Hackaday Prize Entry: Thingspeak IoT Heart Rate Monitor

[Naman Chauhan]’s 2017 Hackaday Prize entry consists of a heartbeat detection and monitoring system that centers around everyone’s favorite WiFi board, the ESP8266. The monitor is hooked up to the patient’s finger, keeping track of his or her vitals and publishing the data on the cloud.

By using Thingspeak to manage the data, [Naman] leverages the platform’s data visualization and analytical features. Also, by making the data accessible on the cloud, he offers an intriguing opportunity to help friends and relatives to monitor the data. If you think about it, if you had a loved one in the hospital, wouldn’t having all of his or her chart available on your phone be great?

2 thoughts on “Hackaday Prize Entry: Thingspeak IoT Heart Rate Monitor

  1. I don’t know what it’s like in countries other than Australia but here patient data is confidential. And there is a couple of reasons for it.
    1/ just plain old privacy.
    2/ A little bit of knowledge is dangerous. Having some well meaning but ignorant relative seeing a live stream of patient data would be hell for the nursing staff.

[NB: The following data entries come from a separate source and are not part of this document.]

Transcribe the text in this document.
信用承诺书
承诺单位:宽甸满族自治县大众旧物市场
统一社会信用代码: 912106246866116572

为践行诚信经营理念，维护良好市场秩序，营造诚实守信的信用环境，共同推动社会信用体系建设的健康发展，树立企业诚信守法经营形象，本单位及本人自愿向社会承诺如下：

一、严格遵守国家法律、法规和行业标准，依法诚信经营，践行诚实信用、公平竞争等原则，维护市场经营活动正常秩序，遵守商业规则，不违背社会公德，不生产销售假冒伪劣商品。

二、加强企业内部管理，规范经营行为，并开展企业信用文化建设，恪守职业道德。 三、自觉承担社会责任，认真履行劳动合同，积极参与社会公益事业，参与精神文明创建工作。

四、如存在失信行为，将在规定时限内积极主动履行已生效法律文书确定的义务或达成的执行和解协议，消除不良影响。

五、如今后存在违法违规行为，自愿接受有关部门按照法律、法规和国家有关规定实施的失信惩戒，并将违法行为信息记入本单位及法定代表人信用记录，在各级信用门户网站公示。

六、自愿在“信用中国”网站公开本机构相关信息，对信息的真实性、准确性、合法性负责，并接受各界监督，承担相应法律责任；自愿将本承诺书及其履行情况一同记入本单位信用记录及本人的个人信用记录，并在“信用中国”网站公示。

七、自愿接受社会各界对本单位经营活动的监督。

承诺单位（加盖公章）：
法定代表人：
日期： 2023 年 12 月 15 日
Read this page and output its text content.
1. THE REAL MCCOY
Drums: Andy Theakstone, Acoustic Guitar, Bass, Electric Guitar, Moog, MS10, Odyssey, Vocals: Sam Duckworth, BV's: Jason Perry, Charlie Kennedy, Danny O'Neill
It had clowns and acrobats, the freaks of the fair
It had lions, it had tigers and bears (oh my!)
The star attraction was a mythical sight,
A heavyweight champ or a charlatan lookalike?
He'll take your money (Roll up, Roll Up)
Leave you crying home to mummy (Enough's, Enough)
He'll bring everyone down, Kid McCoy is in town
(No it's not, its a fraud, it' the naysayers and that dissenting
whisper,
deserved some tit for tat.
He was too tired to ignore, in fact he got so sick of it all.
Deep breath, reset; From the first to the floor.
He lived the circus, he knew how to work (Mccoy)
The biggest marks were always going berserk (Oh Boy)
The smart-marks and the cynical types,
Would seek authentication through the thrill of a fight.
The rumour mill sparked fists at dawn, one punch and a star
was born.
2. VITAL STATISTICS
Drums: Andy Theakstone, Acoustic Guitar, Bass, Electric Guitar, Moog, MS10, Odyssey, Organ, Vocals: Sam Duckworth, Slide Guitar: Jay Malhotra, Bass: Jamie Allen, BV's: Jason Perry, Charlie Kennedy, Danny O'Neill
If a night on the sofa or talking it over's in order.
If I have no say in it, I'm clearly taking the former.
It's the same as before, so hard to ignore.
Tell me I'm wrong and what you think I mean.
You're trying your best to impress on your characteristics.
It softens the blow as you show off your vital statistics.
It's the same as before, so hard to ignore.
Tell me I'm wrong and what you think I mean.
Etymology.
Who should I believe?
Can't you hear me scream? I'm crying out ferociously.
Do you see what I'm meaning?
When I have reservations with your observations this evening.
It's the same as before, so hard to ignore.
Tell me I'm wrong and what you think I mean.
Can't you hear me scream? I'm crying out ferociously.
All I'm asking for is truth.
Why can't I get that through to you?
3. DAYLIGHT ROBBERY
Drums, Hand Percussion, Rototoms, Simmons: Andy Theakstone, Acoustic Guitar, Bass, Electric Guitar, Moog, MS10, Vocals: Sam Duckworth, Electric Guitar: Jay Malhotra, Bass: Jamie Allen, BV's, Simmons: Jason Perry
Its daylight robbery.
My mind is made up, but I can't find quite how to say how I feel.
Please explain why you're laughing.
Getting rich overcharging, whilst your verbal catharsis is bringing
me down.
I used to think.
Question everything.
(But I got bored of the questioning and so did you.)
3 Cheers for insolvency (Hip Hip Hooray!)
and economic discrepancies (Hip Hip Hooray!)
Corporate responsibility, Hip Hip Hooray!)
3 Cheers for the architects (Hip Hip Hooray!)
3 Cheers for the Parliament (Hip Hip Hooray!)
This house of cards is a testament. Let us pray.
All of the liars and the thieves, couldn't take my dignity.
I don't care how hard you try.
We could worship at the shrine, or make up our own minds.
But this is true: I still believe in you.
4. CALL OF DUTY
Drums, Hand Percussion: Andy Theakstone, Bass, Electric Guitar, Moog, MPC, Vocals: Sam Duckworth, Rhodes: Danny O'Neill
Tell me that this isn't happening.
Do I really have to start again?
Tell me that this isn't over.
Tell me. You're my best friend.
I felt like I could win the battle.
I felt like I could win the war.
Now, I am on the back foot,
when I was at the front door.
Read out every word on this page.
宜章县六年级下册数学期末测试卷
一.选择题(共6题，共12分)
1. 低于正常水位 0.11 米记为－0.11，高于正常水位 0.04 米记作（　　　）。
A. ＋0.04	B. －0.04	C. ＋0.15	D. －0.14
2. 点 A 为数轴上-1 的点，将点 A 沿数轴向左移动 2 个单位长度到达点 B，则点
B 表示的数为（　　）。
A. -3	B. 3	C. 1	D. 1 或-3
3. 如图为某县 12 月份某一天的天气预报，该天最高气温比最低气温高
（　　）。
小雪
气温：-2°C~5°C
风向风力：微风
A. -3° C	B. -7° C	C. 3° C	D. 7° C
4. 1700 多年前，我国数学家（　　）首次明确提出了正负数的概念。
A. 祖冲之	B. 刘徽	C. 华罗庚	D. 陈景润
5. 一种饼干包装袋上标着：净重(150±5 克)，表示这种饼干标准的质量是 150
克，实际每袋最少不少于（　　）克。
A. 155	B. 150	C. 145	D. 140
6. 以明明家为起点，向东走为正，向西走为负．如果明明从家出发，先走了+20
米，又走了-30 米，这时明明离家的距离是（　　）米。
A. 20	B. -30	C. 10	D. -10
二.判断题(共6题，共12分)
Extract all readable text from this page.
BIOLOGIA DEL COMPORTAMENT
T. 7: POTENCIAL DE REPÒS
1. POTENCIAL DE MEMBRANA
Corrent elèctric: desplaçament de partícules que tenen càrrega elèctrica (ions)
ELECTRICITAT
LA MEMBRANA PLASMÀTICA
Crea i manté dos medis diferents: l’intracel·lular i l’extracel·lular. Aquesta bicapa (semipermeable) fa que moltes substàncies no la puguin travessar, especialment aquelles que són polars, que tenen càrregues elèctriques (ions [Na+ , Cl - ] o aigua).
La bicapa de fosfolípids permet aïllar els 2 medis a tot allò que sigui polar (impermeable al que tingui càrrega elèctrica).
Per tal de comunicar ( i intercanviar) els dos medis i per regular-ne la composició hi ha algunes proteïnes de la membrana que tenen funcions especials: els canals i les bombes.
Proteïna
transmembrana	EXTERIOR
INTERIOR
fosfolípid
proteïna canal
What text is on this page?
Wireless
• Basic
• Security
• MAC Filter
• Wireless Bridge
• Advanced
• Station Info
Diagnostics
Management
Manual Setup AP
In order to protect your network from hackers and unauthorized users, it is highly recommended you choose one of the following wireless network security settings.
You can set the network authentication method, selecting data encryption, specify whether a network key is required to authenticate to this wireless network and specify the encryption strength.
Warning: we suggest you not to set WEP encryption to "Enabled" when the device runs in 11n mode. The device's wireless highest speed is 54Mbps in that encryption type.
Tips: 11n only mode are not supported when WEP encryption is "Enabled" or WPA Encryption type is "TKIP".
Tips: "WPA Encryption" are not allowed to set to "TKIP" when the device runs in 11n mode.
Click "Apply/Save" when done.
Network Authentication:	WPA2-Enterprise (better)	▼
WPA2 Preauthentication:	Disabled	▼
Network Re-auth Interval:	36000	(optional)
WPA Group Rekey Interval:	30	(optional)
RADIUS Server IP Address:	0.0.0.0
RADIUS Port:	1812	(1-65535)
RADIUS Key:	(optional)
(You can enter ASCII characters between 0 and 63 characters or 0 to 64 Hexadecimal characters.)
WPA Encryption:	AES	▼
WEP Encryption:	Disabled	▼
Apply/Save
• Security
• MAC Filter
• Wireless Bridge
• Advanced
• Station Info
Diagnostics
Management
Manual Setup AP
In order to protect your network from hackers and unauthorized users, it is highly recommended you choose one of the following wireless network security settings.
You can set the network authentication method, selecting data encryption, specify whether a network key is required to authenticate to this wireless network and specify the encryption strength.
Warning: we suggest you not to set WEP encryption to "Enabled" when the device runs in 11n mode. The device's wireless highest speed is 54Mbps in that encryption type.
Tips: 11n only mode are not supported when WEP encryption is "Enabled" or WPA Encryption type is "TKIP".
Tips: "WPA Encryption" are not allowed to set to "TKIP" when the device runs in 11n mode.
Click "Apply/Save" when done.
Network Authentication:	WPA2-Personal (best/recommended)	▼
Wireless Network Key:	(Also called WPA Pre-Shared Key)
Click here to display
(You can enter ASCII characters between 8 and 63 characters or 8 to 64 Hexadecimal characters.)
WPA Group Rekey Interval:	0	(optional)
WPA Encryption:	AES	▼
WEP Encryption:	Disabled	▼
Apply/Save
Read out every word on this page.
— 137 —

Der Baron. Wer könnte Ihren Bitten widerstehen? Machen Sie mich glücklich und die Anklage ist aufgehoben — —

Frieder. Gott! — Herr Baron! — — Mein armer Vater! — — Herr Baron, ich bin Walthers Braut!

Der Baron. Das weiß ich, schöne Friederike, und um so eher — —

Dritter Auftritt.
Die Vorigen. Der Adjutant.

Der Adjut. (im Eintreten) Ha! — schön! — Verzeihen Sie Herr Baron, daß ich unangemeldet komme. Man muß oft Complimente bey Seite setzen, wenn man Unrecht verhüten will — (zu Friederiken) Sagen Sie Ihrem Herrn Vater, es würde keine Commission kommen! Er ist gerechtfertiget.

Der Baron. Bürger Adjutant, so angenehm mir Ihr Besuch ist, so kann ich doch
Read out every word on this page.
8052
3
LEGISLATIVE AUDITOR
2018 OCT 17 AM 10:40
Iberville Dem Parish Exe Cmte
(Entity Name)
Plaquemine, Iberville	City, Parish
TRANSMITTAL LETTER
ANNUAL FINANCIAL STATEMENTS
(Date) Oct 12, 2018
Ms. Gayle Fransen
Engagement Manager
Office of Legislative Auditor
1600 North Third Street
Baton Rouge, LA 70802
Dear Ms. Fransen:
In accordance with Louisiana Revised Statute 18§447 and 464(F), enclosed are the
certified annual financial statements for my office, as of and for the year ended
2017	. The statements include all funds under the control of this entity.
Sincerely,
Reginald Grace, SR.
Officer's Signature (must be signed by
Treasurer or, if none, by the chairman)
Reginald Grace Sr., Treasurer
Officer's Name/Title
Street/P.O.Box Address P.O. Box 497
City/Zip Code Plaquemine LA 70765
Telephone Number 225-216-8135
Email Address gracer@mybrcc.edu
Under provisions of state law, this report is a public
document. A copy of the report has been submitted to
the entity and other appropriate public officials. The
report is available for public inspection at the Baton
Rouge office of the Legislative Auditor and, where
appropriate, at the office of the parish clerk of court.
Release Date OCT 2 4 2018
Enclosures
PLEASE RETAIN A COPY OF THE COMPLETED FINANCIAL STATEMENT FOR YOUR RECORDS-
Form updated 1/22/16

    1. That does not seem like a country issue. The social norms for people tend lean to privacy. And in this case it seems as if your own feelings are having a skew on it as well. This is not a criticism just a observation. Now that being said the simple fact that is made for monitoring on a full time basis allows you to record your own data for personal and for a doctor to review your stats. In the case of you monitoring a loved one. That can be because the person being monitored, either,
      A. Needs someone to monitor them during times of stress.
      B. During a bout of incapacitation.
      C. Due to a person not being able to cognizantly monitor themselves. Such as Alzheimers / Demetia, Etc.

      I could go on but you can see that there would be a need where someone else should and can keep track for life saving reasons. And that is the best reason for any info to be given scrutiny.